The savings giant does not have a realistic plan in place and lacks the capability to deliver on its programme, according to the National Audit Office (NAO).
NS&I, which has more than 24 million customers and is backed by the Treasury, kickstarted a digital transformation programme in 2020.
It was hoping to reduce its running costs and modernise its IT systems as part of the plans.
The programme aims to replace its outsourcing arrangement with external supplier Atos, which it has had since 1999.
The arrangement covers most of its operations, including engagement with customers and processing payments.
NS&I said it expects the programme to end when the Atos contract expires in March 2028 – four years later than its original schedule of 2024, the NAO found in its report.
It is also set to go over budget with total costs expected to be £3 billion – up from the £1.7 billion estimated budget in 2020.

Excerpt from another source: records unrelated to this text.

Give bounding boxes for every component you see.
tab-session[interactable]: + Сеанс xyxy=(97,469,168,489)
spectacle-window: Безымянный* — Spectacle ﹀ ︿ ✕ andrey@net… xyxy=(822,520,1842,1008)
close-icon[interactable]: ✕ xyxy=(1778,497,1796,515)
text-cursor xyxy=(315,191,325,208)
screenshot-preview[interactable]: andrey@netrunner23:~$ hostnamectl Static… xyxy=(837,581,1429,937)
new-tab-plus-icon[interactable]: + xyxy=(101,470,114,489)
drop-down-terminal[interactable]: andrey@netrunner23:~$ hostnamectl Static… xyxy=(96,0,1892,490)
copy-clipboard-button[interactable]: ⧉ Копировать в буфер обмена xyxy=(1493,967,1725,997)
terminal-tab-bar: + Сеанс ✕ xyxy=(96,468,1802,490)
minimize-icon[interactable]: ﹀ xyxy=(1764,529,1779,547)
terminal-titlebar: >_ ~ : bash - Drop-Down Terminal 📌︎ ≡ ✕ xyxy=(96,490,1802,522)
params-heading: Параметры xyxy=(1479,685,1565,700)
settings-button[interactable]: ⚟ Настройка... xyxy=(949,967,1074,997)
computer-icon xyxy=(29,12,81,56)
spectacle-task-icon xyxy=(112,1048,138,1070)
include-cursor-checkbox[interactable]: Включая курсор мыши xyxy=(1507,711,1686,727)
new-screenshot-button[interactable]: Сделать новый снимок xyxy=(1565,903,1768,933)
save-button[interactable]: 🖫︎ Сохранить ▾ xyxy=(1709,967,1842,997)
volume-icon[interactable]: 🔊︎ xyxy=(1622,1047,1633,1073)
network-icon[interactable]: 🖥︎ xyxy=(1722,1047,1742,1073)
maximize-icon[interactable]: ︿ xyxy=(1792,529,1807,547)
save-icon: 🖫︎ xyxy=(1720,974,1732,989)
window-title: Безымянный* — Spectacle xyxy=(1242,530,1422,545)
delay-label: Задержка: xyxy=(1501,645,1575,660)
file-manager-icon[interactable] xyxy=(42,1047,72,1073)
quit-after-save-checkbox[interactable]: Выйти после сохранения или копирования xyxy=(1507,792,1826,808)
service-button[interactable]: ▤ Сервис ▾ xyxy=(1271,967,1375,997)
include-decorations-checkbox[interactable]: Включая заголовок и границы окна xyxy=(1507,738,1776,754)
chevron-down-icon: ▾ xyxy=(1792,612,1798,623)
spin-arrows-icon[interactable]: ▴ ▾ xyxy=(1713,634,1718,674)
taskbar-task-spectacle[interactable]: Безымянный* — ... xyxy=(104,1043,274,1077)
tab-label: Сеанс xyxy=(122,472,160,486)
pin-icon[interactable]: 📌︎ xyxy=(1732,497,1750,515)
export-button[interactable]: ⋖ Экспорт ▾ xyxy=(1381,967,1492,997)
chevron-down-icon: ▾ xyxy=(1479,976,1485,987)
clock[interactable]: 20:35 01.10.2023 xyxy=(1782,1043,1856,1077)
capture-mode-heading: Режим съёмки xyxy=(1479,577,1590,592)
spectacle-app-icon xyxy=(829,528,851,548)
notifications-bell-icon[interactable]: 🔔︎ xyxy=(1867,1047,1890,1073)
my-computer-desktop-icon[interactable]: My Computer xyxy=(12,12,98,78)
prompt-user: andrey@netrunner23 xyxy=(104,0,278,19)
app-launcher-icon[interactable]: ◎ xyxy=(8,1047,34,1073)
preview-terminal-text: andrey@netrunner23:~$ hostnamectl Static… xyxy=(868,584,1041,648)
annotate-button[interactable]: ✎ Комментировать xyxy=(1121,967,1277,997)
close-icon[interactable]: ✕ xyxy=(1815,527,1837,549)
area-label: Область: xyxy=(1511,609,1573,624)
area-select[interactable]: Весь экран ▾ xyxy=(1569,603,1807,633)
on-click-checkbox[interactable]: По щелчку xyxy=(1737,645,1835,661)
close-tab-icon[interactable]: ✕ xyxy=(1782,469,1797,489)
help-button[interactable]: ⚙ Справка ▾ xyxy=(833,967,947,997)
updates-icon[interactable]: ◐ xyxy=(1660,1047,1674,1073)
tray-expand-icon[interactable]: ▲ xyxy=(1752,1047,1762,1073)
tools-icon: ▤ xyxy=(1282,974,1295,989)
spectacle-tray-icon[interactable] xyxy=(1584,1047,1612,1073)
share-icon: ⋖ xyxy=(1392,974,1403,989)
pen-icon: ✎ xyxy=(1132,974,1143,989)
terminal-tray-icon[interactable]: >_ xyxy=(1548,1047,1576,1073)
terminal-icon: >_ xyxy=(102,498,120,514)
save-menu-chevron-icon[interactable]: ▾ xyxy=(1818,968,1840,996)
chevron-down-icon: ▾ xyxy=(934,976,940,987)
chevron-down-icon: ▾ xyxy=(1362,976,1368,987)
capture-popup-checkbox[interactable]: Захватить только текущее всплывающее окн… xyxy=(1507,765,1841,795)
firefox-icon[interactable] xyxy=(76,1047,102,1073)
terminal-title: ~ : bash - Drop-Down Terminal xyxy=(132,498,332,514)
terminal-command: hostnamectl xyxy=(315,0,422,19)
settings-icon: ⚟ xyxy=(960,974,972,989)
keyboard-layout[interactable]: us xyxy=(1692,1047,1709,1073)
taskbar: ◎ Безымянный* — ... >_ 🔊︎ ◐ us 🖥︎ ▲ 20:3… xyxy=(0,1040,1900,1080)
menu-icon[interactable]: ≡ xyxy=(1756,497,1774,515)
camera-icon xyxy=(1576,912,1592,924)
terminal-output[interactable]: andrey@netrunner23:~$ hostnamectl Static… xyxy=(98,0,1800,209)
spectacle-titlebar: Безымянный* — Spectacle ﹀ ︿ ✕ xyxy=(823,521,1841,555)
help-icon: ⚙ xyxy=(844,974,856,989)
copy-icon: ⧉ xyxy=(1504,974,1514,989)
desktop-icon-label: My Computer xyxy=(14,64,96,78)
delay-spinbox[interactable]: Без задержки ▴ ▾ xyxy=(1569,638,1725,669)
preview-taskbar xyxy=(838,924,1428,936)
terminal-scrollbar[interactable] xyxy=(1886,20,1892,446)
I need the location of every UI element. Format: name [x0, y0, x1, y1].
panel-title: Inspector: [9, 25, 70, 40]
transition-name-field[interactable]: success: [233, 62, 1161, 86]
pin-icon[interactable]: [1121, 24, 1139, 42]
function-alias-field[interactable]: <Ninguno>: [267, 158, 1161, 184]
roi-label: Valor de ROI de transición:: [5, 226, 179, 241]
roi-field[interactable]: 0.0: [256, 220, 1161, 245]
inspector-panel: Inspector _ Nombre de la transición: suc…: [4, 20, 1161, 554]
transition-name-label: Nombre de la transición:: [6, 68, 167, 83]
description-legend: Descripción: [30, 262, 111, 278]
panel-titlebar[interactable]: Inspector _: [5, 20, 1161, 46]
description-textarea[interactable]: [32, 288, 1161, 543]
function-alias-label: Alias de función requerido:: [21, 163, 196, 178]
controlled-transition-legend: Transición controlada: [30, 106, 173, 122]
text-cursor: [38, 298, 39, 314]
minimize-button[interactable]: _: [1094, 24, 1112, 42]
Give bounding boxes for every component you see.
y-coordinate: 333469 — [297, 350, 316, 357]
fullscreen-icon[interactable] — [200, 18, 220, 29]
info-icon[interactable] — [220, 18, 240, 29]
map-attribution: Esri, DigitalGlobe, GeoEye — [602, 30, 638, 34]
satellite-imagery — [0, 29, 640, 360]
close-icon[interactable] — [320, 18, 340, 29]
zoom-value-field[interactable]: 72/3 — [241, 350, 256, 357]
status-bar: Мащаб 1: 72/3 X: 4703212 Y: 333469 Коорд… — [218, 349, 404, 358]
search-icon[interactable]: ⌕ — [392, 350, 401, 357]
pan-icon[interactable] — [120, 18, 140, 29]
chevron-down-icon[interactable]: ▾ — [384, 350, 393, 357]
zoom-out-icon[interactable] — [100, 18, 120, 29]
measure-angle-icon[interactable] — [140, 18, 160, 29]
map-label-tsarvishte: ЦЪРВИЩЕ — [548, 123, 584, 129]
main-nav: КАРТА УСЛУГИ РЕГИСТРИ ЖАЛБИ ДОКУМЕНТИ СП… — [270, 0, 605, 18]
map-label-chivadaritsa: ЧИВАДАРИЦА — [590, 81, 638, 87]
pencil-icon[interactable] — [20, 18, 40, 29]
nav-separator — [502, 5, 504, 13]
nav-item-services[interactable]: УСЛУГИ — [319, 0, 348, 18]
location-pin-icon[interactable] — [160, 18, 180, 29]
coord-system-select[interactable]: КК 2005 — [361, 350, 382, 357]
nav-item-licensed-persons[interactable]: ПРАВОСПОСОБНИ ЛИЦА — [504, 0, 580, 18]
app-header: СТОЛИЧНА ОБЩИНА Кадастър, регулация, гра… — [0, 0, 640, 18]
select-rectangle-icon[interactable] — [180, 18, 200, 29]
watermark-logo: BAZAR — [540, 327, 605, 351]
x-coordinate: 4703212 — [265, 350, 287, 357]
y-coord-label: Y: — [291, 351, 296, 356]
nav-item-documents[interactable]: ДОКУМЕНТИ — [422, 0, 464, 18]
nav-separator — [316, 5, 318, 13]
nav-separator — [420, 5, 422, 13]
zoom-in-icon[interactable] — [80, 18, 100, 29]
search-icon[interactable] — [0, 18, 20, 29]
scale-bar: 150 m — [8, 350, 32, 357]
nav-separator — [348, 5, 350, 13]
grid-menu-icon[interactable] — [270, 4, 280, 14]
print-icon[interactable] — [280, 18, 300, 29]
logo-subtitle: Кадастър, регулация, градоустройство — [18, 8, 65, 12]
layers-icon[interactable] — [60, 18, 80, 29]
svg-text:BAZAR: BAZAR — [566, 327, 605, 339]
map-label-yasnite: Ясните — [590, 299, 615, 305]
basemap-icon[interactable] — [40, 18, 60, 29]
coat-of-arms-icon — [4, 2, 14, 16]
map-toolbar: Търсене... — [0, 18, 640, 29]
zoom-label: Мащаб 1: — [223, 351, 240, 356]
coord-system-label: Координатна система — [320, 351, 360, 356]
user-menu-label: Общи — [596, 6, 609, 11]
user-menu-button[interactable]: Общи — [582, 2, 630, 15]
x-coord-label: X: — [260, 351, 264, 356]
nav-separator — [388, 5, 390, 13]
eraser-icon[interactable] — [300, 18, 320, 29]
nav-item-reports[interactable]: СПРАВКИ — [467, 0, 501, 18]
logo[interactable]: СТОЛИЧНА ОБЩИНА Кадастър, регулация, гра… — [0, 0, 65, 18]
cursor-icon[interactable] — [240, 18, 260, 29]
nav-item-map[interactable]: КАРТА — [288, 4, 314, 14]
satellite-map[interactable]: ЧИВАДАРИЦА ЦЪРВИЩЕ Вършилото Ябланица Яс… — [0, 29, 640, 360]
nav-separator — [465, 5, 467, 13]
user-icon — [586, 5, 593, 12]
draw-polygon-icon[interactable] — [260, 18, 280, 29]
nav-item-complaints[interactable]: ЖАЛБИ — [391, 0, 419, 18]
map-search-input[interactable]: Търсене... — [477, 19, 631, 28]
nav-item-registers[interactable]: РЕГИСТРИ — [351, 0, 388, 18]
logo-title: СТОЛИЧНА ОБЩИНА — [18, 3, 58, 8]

Gareth Davies, head of the NAO, said: “NS&I faced complex, long-term technology challenges and saw the ending of the contract with its external supplier as an opportunity to resolve these and transform its business.
“But it underestimated the scale of this challenge and overestimated its ability to deliver its digital transformation programme, which led to significant cost and time increases.”
The NAO said NS&I reset its programme in 2024 and has “made progress by identifying the key issues to address”.
“It must now develop a realistic integrated plan to deliver its new operating model and achieve intended benefits for the business, customers and the taxpayer,” Mr Davies concluded.
NS&I is backed by the Treasury, so money held with it has 100% security.
It raises funds for government by borrowing from individual savers, who invest in products such as premium bonds and ISAs.
A spokesman for NS&I said: “We welcome the NAO’s report and accept its recommendations.
“We are on track to raise £12 billion this year to help support public services across the UK, while maintaining our operational performance and customer satisfaction for 24 million customers.
“Our business transformation programme is key to continuing to deliver cost-effective finance for government, and the services customers want.”